Pour l’heure, Annie Ernaux n’a même pas d’idées de ce qu’elle pourra faire de tout l’argent qui accompagne le prix Nobel de chaque lauréat. Même chose concernant une éventuelle venue en Suède pour recevoir son prix en personne. « Je ne sais pas, j’ai encore du mal à y croire. », a-t-elle répondu aux journalistes de TT, au moment d’apprendre la nouvelle. N’estimant pas mériter la reconnaissance littéraire, elle leur a expliqué devoir maintenant « y faire face » et glisse vouloir « écrire quelque chose sur la perspective féminine et sociale ». Elle a également promis de « continuer le combat contre les injustices » et souligné l’importance renouvelée du combat féministe, dont le droit à l’avortement pour lequel elle se battra « jusqu’au dernier souffle ».
Comme en témoigne le récit de l’agence suédoise sur cette interview à chaud, l’autrice a même été contrainte de couper court à la discussion en raison du torrent d’appels reçus dans les minutes suivants l’annonce de son prix. « Je ne peux probablement pas parler plus longtemps. Ça n’arrêtera pas de sonner ici, je suppose que je dois appeler mon éditeur si c’est d’accord ? Merci ! », leur a-t-elle dit avant de raccrocher. Une surprise de l’annonce pouvant s’expliquer par le fait que l’autrice de L’année et de L’événement s’était déjà fait duper par une remise de prix Nobel. Annie Ernaux s’était d’ailleurs confiée sur cette mésaventure dans un article de L’Obs publié en octobre 2021, permettant de mieux comprendre sa surprise du jour. Déjà favorite pour bon nombre d’observateurs ces dernières années, elle raconte : « Des gens en parlaient depuis quelques années, dans le monde universitaire en particulier. Je n’écoutais jamais parce que c’est quelque chose dont je n’ai pas envie, qui me semble démesuré par le faste, l’argent… ».
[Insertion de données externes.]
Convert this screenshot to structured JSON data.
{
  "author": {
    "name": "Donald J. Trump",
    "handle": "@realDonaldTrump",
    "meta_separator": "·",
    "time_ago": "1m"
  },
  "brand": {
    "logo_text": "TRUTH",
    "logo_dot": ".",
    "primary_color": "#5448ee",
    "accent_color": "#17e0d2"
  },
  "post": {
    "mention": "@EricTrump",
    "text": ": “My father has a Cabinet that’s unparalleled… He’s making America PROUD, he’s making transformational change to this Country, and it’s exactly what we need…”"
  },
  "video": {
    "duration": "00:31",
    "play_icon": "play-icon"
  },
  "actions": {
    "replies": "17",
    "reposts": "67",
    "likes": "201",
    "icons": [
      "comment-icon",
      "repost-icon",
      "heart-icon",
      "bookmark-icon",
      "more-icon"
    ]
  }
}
Sauf qu’à forcer d’en parler, un petit malin a eu l’idée de se faire passer pour elle. « Et puis un type s’est fait passer pour moi sur Twitter. Il annonçait que j’avais le prix. Quelqu’un s’est laissé duper et m’a envoyé un message pour me dire bravo […] J’étais embêtée, vraiment embêtée. Puis j’ai pensé : c’est idiot, Gallimard m’aurait prévenue. Quand je suis sortie, il y avait au moins douze mecs avec des perches dans ma petite rue. Je leur ai dit : Mais qu’est-ce que vous faites là ? On m’a répondu : Ben au cas où. Ça m’a fichu un coup », se remémore-t-elle. Une mésaventure qui lui avait alors inspiré cette réflexion : « Si j’avais eu le prix, ces gars-là auraient fait le siège de ma maison. J’ai trouvé ça horrible. Ce n’est pas la vraie vie ». Pourtant en octobre 2022, c’est bien dans la vraie vie qu’elle a finalement remporté le prix Nobel.